The Sad, Sad Culture of Progressivism
By E.M. Cadwaladr
If you’ve ever read anything written by any progressive over the age of forty, chances are pretty good that you’ve been exposed to a certain weary, self-indulgent, spiritually-agonized tone. It is very recognizable, like the smell of decay that’s characteristic of a swamp. By comparison, leftists under the age of forty are likely to have more-or-less the same tone that they were born with -- the high-pitched tone of an infant that is not getting its way. Older leftists have usually run out of this youthful vigor, just like the rest of us. They do not participate in Antifa riots on the streets. They think about such youthful protests with a sense of nostalgia, remembering their wild, radical college days -- whether they actually experienced them or not. Lost in a kind of communal introspection, they gather to have a coffee and a chat about how infinitely, heartbreakingly hard it is to endure the misery of the world. It would be vulgar to point out that a nice income and a nice house in a nice neighborhood can do a lot to ease this unbearable sense of soul-wrenching angst. Moral anguish can actually be quite comfortable if you can manage to do it safely at a distance.
A few years ago, while researching an entirely worthless opposition article claiming Trump supporters are characteristically authoritarians, I ran across an editor at a progressive publication whose full title was “Senior Sadness Editor”. That’s exactly what it said: “Senior Sadness Editor.” No other title has ever so perfectly captured the tone of the intellectual left. A career of virtuous weepiness. A bleeding heart that suffers theatrically for public consumption. Christine Blasey Ford really should, and probably will, get an Oscar for her performance before the Senate Judiciary Committee. Or is it an Emmy, since the movie version isn’t out yet?
To someone raised in a leftist family, the drill is all too familiar. There may be variations, but my experience went something like this:
One is immersed from birth in Marxist critical theory like a chicken
cooking slowly in pot -- not that one is ever told explicitly what Marxist
critical theory is. In practice, the dogma is practiced as nothing more
sophisticated than a lifestyle of continual dissatisfaction -- of one long sad
and negative discussion after another. The ideal setting for such discussions
really has become the coffee shop -- now a kind of secular parody of a
church. There, one can ruminate, virtue signal to one’s fellow left-leaners,
and sip slowly at the bitter cup of fair-trade, overpriced java picked by
scenically depicted (but always comfortably far away) peasants from a
third world hellhole du jour. If you miss the wafer normally offered in a
more traditional sacrament, have a biscotti. One can tip the transgender
barista graciously, earning a kind of progressive equivalent of merit, though
not the least shred of actual grace. One can snub America simply by
occupying the repackaged equivalent of a European institution. This is leftism by association.

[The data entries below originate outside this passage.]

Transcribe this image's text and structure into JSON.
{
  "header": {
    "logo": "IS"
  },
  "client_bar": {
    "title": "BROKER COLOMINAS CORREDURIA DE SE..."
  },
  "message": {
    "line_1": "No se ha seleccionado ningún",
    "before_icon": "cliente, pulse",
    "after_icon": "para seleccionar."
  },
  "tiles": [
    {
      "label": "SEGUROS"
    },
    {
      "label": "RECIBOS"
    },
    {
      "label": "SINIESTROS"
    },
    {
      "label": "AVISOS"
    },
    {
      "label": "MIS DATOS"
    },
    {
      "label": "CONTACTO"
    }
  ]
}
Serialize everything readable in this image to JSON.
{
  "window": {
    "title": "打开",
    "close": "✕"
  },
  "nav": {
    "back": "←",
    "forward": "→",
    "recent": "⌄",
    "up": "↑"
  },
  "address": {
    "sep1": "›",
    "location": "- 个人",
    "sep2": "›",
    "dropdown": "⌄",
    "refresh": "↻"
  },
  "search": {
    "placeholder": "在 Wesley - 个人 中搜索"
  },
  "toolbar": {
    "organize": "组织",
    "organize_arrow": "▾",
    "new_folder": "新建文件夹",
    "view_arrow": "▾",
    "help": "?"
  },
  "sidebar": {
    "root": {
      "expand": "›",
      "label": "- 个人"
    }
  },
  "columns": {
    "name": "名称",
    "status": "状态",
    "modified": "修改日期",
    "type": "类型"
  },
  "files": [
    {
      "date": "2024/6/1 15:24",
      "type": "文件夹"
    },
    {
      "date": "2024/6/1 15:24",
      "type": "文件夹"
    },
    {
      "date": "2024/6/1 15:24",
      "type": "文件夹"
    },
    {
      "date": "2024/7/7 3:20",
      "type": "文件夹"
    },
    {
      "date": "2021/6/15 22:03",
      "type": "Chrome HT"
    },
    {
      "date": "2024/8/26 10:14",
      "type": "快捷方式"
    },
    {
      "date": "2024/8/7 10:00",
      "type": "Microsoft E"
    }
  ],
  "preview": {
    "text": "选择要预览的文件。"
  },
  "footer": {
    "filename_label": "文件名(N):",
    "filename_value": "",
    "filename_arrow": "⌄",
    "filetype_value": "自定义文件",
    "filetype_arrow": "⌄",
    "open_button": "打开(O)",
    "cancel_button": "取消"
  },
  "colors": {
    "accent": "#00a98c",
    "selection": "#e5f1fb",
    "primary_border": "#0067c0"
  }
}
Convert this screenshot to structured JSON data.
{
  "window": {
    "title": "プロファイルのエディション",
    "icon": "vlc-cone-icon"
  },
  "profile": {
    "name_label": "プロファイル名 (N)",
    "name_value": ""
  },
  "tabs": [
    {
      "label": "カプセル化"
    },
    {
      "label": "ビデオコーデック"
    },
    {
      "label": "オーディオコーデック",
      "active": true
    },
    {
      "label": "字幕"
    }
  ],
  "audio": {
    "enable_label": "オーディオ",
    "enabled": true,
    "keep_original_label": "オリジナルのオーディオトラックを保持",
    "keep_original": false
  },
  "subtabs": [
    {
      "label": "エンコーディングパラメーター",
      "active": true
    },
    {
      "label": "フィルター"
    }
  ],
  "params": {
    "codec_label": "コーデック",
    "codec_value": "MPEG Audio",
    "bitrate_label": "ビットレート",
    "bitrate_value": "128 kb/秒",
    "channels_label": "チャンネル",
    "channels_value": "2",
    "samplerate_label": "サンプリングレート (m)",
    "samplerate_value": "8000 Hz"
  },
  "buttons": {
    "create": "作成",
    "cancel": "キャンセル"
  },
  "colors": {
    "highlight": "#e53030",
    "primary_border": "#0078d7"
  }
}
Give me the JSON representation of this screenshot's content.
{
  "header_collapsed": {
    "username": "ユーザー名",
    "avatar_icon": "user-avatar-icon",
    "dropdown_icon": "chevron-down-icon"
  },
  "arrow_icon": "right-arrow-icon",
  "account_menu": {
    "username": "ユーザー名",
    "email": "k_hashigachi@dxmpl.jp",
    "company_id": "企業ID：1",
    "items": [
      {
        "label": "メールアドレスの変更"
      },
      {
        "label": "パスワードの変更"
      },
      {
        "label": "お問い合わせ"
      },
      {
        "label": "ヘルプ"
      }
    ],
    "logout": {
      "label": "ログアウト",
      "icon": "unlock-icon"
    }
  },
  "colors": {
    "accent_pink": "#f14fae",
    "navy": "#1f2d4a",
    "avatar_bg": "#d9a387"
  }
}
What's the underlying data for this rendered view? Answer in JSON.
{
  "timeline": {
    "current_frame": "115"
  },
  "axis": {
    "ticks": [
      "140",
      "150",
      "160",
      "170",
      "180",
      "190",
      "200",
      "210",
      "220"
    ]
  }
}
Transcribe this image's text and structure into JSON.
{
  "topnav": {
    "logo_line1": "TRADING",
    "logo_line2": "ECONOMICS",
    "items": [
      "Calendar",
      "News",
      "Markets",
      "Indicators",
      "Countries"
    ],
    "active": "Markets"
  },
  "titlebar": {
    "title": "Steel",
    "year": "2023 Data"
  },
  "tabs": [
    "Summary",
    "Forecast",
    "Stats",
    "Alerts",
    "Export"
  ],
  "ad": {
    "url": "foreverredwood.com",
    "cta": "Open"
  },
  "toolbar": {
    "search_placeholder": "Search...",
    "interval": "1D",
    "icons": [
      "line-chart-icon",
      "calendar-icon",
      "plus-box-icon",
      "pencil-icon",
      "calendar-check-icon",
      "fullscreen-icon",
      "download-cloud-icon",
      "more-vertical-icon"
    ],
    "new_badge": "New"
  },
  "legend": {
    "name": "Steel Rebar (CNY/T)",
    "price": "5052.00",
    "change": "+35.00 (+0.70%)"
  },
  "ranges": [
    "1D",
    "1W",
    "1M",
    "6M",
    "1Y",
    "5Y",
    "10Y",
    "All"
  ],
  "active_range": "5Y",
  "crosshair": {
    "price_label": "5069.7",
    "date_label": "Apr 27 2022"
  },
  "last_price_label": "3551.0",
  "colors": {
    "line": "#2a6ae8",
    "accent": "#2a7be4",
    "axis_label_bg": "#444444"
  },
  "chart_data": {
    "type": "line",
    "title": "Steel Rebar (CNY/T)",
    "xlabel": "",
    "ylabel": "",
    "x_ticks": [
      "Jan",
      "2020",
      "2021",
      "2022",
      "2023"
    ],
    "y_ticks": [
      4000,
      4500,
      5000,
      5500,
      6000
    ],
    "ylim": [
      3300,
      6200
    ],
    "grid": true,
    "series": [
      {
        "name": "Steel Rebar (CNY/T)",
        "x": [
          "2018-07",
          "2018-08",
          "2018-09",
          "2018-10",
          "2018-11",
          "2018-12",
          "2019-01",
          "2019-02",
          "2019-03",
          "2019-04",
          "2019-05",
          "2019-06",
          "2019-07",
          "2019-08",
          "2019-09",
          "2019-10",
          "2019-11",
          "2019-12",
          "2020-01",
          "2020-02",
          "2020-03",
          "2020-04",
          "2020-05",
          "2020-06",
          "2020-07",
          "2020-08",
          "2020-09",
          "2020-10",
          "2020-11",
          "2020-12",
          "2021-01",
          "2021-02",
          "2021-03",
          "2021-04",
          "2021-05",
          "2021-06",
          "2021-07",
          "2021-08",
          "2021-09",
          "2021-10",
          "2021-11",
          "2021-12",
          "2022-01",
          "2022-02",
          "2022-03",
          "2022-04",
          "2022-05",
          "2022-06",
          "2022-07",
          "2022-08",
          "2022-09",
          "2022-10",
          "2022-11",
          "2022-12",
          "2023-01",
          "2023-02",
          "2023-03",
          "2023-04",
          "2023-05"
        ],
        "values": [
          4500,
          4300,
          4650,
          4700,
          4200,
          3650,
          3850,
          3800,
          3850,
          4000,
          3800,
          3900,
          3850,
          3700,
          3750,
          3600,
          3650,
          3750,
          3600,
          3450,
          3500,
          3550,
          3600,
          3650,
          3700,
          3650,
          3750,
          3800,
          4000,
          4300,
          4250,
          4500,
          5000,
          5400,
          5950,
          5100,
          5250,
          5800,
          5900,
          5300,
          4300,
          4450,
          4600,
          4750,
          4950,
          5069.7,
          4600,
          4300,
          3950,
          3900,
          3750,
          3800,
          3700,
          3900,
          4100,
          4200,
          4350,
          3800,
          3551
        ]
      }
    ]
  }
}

The pilgrimage to the bookstore is another popular rite, though not compulsory. There, one finds all sorts of new and interesting topics to feel bad about. One can educate one’s sense of moral outrage, refining the palate to the subtler nuances of the same eternal whine. The vibrant Red whine: How bad western civilization is in general. The anti-American White whine: How bad America is in particular. All such reading fuels the same peculiarly self-destructive end. The progressive is taught to believe that an entirely unproductive and pathologically disheartened outlook is the mark of a superior being. Life is to be lamented from start to finish. Ordinary happiness is for the stupid. Such an ongoing narrative is as sticky and as lethal as a Venus fly trap. Try reading a little of the public intellectual Noam Chomsky. See how wonderfully acerbic and languid he is? Read a bit of the revisionist historian Howard Zinn. Such a blistering indictment of the West by a man who hasn’t troubled himself to examine any
The disease of progressivism is now widespread, though probably not the majority position some imagine it to be. It has infected all classes, from cynical elites who wish to placate the last shriveled remnants of their consciences to the cynical poor who wish to be made unpoor by a government willing to pick pockets on their behalf. The cultural decay is deep, giving people a false sense of goodness based of uttering magic words rather than on the difficult and costly work of genuinely moral behavior. The real obscenity of leftist virtue-signaling isn’t merely that it’s unproductive and self-serving, but that leftists are so blinded that their own hypocrisy is lost on them. What does virtue-signaling accomplished that could not be done more honestly with a secret gesture or a secret handshake? What does the middle-class progressive really want other than identification with “the enlightened,” the intelligentsia, and with those who wield power?
I will hardly be the first to observe that the left long ago lost the battle over facts. Ghettoes, crime, and overdose deaths are facts. The chaos in Western Europe is a fact. The degeneration of Detroit into semi-rural scrub forest is a fact. The “arc of history,” pretty as it sounds, is nothing but a literary dream. A castle of mere words. Socialism has always been, at heart, a literary façade for the same old centralization of power -- a petty tyranny at the hands of self-appointed and self-righteous planners and intellectuals. It’s a lie. In its death throes it has even lost the charm of being a beautiful lie.